Purtroppo nel calcio, come nella vita, non tutte le favole hanno un lieto fine. La favola di Giuseppe Campione si concluse tragicamente il 14 settembre 1994, a soli 21 anni.
Campione era nato a Bari, e nel 1988 si trasferì giovanissimo a Bologna insieme ai suoi concittadini e coetanei Martino Traversa e Giuseppe Anaclerio. La società rossoblù puntò in maniera decisa sul talentuoso attaccante pugliese, che esordì in serie A a soli 15 anni e 10 mesi. Ancora oggi Campione è tra i primi cinque calciatori più giovani ad aver esordito in massima serie, lo precedono soltanto Amadei, Pellegri, Rivera e A.Rossi.
L’esordio in A avvenne nella partita Bologna-Milan della stagione 1988/89. Campione giocò in Emilia fino al 1992, collezionando tre presenze in Coppa Uefa e conquistando la convocazione con la nazionale Under 18 con cui siglò due reti.
Nella stagione 1992/93 fu trasferito in prestito alla Lodigiani, squadra che militava in C1 gir. B. Giuseppe giocò finalmente con continuità dimostrando ancora una volta tutto il suo talento; infatti il Bologna, nel frattempo retrocesso in C1, lo richiamò alla base con l’idea di affidargli un posto da titolare.
Giuseppe in quella stagione strinse una forte amicizia con l’attaccante Marco Negri, che nel nostro libro “Storie di un altro Calcio” (Edizioni Ultra sport) ha speso bellissime parole sul suo ex compagno di squadra. “Giuseppe Campione era un talento incredibile, sono convinto che avrebbe avuto una carriera di grande livello. Stiamo parlando di un calciatore completo: veloce, rapido, tecnico, cattivo, con la capacità di segnare in tutti i modi. Lo ricordo con grande affetto perché era un ragazzo simpaticissimo e molto particolare”.
Campione in quel campionato collezionò 18 presenze siglando 3 gol. Purtroppo il Bologna fallì la promozione in B dopo la sconfitta nei play-off nel derby contro la Spal, squadra dove il talento pugliese fu ceduto nella stagione successiva.

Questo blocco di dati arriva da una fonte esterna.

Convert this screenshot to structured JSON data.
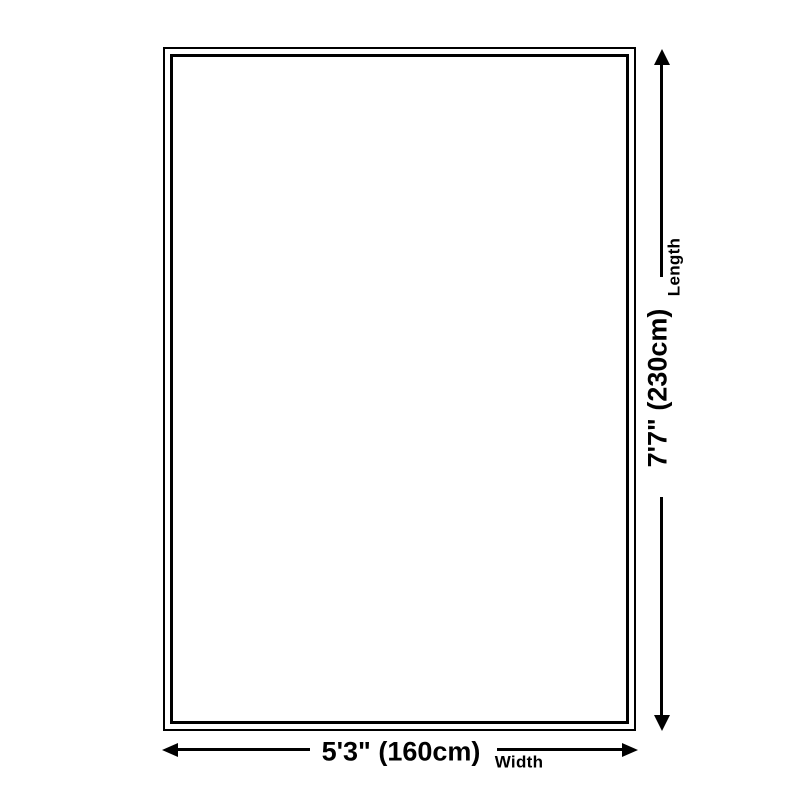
{
  "diagram": {
    "kind": "product-size-diagram",
    "colors": {
      "line": "#000000",
      "background": "#ffffff"
    },
    "length": {
      "label": "Length",
      "value": "7'7\" (230cm)"
    },
    "width": {
      "label": "Width",
      "value": "5'3\" (160cm)"
    }
  }
}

Quella che sembrava essere una carriera in ascesa si interruppe bruscamente. Era la notte del 14 settembre 1994 quando Giuseppe viaggiava in auto con il suo compagno di squadra Antonio Soda, che era alla guida. A causa dell’asfalto viscido la macchina sbandò, andandosi a schiantare contro un albero nei pressi di Cona, frazione di Ferrara. Campione morì sul colpo, Soda riuscì a salvarsi anche se restò ricoverato per diversi mesi. A bordo dell’auto c’era anche suo fratello Gianluca, che rimase miracolosamente illeso. Così, a soli 21 anni, un tragico destino aveva portato via Giuseppe dall’affetto dei suoi cari e dei suoi tanti amici. Successivamente i tifosi della Spal decisero di intitolargli una curva dello stadio Paolo Mazza, e per diverso tempo fu disputato un memorial in suo onore a cui partecipavano Bologna, Spal e Lodigiani, le sue ex squadre.
Ecco il commosso ricordo di Marco Negri, che non hai mai dimenticato il suo vecchio amico, nel libro “Storie di un altro Calcio” di Giovanni Fusco (Edizioni Ultra sport): “Dopo la sua morte iniziai ad indossare un polsino bianco fatto di cerotti. Con questo gesto volevo ricordarlo, facendolo scendere in campo sempre con me. Ho continuato ad indossare quel polsino per tutta la mia carriera. Non riuscivo a sopportare che un ragazzo così gioioso e innamoratissimo del calcio non potesse più scendere in campo così come facevo io».